TOM BATCHELOR, a 1992 graduate of Conneaut High School and a 15-year veteran of the U.S. Air Force, has spent time in Iraq and will be heading to Afghanistan in December.

The Star Beacon; Ashtabula, Ohio

CONNEAUT — People often say “thanks” when they greet Air Force Technical Sgt. Tom Batchelor, but it’s the Iraq war veteran who feels fortunate.

“I’m grateful for the opportunity to be in the military,” said Batchelor, 34, who today embarks on a new mission — a tour of duty in Afghanistan.

After spending six months in Iraq during 2005, Batchelor will take his medical know-how to Afghanistan for a one-year tour. A 2 1/2-month training session will precede deployment, he said.

“I should leave by the first of the year,” he said Monday.

Batchelor is not upset about his latest assignment —in fact, he repeatedly sought out the duty. “I volunteered four times,” he said.

The Conneaut High School graduate is a non-commissioned officer in charge of diagnostic and therapeutics, which includes radiology, laboratory and pharmacy. In Afghanistan, he will head up the radiology section in a hospital, Batchelor said.

He has been involved in other medical missions of mercy. Batchelor established seven clinics in South Africa to assist civilians and helped install equipment in a Moldova hospital and aided a state-run orphanage.

Two years ago, Batchelor was “in the heart of it all” in a spot just north Baghdad, where he worked with Iraqi locals and lent support to security forces. While there, he met a wide range of civilians happy for the American presence — from the elderly who suffered under dictator Suddam Hussein to “little children who jumped up and down because we built them a bookcase.”

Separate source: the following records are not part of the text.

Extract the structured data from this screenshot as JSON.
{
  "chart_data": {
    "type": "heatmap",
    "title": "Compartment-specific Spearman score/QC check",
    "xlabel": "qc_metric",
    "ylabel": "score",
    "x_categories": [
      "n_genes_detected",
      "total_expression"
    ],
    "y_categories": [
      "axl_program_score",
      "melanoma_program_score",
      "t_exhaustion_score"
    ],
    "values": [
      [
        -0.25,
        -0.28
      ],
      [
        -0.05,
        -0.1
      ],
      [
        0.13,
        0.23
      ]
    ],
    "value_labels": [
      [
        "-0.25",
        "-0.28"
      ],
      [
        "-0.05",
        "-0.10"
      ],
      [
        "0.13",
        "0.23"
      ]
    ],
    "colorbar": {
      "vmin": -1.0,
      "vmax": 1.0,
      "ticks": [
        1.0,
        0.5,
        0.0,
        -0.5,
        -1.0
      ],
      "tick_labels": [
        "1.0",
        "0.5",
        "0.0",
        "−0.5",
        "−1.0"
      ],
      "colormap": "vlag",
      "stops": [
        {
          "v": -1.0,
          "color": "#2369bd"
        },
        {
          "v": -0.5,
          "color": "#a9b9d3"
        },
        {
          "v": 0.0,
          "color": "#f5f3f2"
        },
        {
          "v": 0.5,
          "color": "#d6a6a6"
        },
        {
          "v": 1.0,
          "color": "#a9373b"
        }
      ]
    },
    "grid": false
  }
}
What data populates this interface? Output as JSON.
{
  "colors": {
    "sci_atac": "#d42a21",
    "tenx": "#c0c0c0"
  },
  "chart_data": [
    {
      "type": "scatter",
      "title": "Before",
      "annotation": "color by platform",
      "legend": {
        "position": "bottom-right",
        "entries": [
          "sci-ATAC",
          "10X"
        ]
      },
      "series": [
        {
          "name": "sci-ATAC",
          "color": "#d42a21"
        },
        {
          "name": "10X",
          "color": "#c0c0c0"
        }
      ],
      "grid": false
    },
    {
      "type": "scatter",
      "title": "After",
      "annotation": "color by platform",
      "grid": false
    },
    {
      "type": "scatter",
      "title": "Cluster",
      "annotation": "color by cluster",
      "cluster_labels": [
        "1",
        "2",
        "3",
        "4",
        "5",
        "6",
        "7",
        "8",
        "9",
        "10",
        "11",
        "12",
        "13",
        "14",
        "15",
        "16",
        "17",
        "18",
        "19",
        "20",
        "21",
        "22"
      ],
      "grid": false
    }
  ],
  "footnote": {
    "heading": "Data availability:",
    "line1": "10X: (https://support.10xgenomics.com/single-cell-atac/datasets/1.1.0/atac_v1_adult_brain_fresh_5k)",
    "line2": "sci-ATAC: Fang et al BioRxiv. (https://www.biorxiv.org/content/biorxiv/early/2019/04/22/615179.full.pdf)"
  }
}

“The ones I encountered were extremely grateful,” he said.

Batchelor’s personal experience in Iraq has made him a critic of the national media, which he believes dwells on the negative. The positive benefits of military intervention — such as upgrades to infrastructure — are ignored, he said.

“There are stories that are not being published,” Batchelor said. “It’s popular to bash (President Bush), and a lot has to do with ignorance.”

Even if people are beginning to question the campaign, Batchelor since senses support for the troops. “Maybe not whole-heartedly,” he said.

Public outcry can cut deep and provided Batchelor one of his most emotional memories of Iraq. Two weeks before he was scheduled to leave the country, he was allowed to hold an Iraqi infant which is a special honor, he said. A short time later he was in England, where he came upon protesters waving signs that read “Go to hell you baby-killers.”

Batchelor knew a career in the military beckoned while a student at CHS. His desire was peaked by Operation Desert Storm in 1991, and one year after graduation he enlisted.

Batchelor expects no special praise for seeking duty in another hot spot. He says he’s simply doing what a soldier should be expected to do.

“No one goes to war to be a hero,” Batchelor said. “It’s my job.”